Emissions control: Ceramic solutions
25 January 2013
As more attention is paid to particulate emissions from biomass boilers, forthcoming air quality legislation is set to force a re-think on how we handle these emissions.Kevin Stones, engineering and service director with H
While there has been considerable discussion about the impact of vehicles and other heavy polluters on air quality for some years, the recent growth in the use of biomass boilers means that particulate emissions from biomass are beginning to come under closer scrutiny.
This is because EC Directive 2008/50/EC, Ambient Air Quality and Cleaner Air for Europe, creates a requirement for tighter control of the smaller particles that are not filtered by traditional mechanisms such as multi-cyclones.
Consequently, we will soon be faced with a need for more efficient, retrofittable filtration of particulate emissions from biomass boilers. Directive 2008/50/EC came into force on 11 June 2008 and must be transposed into national legislation no later than June 2010. At this point, the Air Quality Standards Regulations 2007 will be revoked.
2010 will also be the reference year for targeted reductions by 2020 and while modelling predicts we'll be 4% short of target, the full data will not be collated until early 2012.
Size matters Of particular significance in these regulations is the size of particles that will be controlled. In the past, emphasis has been on particles with a diameter of 10 microns or above (PM10).
However, the new Directive will seek to introduce a new control framework for particles down to 2.5 microns in diameter (PM2.5).
As noted above, the majority of these particles in the UK come from vehicle emissions but all biomass boilers also make a small contribution to particulate emissions. The level of emissions will vary with the quality of the fuel and combustion efficiency of the boiler, so using boilers that comply with EN 303-5 Class 3, in conjunction with high quality fuel, is the first step in minimising particulate emissions.
Of course, many biomass installations already use a cyclone or multi-cyclone to remove particles from flue gases. However, cyclones are totally dependent on the mass of the particles for removal, so while they will remove around 50% of the coarser particles they do not remove particles below PM10. This is why the new Directive and its emphasis on PM2.5 has such significance for biomass installations.
One alternative to cyclones and multicyclones is electrostatic precipitation, whereby particles are charged and removed from the flue gases in an electrostatic field to a collector. This is very effective for smaller particles but electrostatic filters tend to be expensive and often too large for typical UK plant rooms.
However, there is now a ceramic filter that has been optimised for biomass use without making the overall cost of a biomass installation prohibitive. Capable of removing up to 96% of PM2.5 and PM10 particles, ceramic filters can be used with any type of biomass boiler and can be retrofitted to existing installations, so they have the potential to address many concerns (real or perceived) about particulate emissions.
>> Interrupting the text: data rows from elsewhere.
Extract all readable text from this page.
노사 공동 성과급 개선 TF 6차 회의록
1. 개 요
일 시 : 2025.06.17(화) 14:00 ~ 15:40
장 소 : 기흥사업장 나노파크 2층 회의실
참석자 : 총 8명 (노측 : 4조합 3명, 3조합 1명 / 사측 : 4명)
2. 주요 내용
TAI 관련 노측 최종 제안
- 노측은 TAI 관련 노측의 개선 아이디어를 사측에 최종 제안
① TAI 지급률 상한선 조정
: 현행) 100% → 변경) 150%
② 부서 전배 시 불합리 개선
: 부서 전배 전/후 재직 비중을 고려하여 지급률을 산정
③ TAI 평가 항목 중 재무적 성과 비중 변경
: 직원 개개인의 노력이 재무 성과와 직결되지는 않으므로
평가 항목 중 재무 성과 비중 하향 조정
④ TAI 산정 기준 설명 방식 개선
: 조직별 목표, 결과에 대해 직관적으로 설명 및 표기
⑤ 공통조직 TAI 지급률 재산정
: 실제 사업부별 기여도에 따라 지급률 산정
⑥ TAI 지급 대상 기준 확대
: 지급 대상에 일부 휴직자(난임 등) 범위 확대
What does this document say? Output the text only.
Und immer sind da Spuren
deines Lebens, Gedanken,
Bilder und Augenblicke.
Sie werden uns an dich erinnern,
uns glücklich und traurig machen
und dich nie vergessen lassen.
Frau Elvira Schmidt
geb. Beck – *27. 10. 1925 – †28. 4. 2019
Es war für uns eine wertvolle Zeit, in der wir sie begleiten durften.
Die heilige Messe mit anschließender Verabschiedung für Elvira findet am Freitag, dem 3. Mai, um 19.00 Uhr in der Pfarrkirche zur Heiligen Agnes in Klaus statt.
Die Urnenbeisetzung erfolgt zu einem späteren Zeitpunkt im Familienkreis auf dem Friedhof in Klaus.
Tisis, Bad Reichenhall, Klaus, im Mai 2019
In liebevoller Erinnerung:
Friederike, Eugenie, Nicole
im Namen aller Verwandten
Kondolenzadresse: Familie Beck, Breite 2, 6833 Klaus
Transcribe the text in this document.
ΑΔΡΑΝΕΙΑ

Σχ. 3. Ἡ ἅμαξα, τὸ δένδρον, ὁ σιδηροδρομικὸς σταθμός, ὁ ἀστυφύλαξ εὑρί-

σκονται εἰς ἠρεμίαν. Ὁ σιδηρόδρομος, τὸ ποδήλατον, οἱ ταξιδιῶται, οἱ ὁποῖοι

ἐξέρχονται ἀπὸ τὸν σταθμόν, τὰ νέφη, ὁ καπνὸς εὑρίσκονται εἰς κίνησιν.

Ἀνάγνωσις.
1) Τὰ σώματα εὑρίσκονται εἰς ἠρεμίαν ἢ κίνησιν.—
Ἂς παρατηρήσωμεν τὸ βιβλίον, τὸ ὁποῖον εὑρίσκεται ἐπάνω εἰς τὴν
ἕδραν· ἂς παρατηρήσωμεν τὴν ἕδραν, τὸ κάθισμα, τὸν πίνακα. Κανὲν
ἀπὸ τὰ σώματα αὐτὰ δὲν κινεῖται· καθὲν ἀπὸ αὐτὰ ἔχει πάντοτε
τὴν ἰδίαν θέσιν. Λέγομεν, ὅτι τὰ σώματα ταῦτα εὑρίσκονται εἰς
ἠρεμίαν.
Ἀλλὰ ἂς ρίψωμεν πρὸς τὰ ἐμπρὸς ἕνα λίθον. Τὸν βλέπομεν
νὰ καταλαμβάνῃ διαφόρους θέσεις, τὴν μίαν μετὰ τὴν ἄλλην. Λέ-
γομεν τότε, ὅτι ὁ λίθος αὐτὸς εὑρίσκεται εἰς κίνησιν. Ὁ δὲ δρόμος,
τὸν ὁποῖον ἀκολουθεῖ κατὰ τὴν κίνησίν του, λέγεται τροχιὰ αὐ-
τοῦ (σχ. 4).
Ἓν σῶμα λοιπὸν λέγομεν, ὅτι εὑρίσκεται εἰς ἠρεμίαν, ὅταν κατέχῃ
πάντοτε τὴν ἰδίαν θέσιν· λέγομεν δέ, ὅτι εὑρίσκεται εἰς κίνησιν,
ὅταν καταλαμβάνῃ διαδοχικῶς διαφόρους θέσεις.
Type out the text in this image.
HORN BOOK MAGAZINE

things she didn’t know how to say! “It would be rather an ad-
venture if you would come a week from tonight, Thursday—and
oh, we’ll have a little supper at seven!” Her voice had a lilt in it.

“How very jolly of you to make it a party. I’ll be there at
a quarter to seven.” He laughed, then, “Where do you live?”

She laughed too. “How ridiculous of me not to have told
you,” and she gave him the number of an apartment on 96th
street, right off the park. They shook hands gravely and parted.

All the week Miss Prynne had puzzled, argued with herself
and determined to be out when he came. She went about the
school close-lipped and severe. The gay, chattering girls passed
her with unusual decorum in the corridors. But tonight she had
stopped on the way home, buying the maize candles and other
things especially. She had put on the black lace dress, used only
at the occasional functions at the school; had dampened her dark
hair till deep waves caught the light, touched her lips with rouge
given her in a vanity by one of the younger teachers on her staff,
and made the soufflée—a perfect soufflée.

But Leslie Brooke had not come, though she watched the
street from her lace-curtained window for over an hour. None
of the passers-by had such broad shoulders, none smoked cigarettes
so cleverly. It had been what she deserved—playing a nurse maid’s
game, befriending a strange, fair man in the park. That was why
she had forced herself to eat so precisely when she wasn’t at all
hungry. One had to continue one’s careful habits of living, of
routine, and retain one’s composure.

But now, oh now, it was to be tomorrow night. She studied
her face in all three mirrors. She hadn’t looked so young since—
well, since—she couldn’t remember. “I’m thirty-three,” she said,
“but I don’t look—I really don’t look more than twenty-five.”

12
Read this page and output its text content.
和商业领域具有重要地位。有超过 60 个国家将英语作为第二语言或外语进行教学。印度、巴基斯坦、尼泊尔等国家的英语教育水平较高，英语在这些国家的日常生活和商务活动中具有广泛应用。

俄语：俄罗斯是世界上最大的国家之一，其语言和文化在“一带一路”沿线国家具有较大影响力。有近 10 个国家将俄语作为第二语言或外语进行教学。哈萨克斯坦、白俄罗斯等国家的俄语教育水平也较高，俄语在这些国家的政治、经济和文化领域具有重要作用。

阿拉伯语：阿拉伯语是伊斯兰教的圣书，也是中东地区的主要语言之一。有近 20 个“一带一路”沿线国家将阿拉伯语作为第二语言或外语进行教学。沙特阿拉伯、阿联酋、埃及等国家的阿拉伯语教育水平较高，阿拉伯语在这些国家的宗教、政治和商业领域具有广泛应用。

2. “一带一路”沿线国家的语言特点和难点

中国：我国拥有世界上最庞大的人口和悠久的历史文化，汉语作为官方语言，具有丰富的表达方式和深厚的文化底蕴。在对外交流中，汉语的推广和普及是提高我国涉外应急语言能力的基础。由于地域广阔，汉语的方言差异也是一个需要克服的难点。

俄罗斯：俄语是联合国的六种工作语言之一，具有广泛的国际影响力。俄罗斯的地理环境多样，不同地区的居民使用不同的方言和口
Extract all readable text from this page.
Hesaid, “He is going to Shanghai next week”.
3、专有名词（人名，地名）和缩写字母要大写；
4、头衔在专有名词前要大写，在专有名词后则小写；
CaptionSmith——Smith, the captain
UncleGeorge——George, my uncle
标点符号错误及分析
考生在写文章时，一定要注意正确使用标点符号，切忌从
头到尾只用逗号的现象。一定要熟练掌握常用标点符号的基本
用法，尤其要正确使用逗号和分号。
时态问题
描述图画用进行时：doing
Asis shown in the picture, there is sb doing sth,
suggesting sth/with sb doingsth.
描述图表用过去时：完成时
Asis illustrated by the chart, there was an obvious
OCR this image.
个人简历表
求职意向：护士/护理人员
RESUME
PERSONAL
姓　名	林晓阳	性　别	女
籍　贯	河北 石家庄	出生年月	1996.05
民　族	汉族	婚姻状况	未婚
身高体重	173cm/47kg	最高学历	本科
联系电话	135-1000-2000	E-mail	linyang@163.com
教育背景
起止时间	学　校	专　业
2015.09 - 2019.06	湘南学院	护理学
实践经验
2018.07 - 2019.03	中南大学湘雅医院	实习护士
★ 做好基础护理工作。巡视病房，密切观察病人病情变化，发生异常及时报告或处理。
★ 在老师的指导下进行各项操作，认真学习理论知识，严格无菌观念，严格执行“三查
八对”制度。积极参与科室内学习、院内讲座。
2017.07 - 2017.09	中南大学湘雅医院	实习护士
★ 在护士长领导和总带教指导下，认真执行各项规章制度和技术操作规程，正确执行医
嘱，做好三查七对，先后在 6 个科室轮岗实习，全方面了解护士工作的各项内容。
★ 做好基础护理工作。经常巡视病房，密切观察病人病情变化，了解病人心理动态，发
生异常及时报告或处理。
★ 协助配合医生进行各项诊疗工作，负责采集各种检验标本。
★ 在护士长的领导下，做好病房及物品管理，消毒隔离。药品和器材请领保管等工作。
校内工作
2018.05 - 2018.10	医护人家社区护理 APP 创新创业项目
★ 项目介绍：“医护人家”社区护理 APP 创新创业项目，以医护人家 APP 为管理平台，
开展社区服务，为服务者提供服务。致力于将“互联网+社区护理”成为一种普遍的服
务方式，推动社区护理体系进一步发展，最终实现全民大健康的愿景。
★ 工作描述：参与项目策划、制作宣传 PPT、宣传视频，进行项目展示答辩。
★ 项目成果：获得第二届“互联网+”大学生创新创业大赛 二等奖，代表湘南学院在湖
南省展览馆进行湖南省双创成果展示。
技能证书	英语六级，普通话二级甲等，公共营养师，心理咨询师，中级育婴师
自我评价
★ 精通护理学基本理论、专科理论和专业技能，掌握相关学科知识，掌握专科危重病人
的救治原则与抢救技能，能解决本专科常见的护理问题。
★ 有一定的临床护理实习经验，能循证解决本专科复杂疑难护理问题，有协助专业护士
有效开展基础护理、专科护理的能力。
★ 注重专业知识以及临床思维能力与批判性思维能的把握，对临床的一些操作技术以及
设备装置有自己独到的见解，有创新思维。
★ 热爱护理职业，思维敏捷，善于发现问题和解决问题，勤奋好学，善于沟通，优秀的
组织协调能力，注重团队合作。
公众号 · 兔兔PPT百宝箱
Ceramic filters are connected to the back of the boiler, in the same way as a cyclone.
Each unit contains a matrix of porous ceramic tubes which are closed at the lower end. The number of tubes in each matrix is aligned with flue gas volumes for each boiler.
As flue gases are drawn through the filter by an inline fan, the gases are able to pass through the walls of the ceramic tubes, while particles are trapped. At regular intervals (timed and/or in response to a pressure drop across the filter) a pulse of air is used to dislodge the particles, which fall into a collection bin.
Moving forward Given that some local authorities have expressed concern about biomass in urban areas, there is a concern that failing to find a suitable solution could severely curtail the potential for biomass in the UK. This, in turn, would have a significant impact on our ability to meeting the country's commitments to reducing carbon emissions.
Ceramic filters have the potential to meet the challenge of particulate emissions and ensure that biomass remains as a viable element in the UK's renewable heating strategy without compromising on air quality.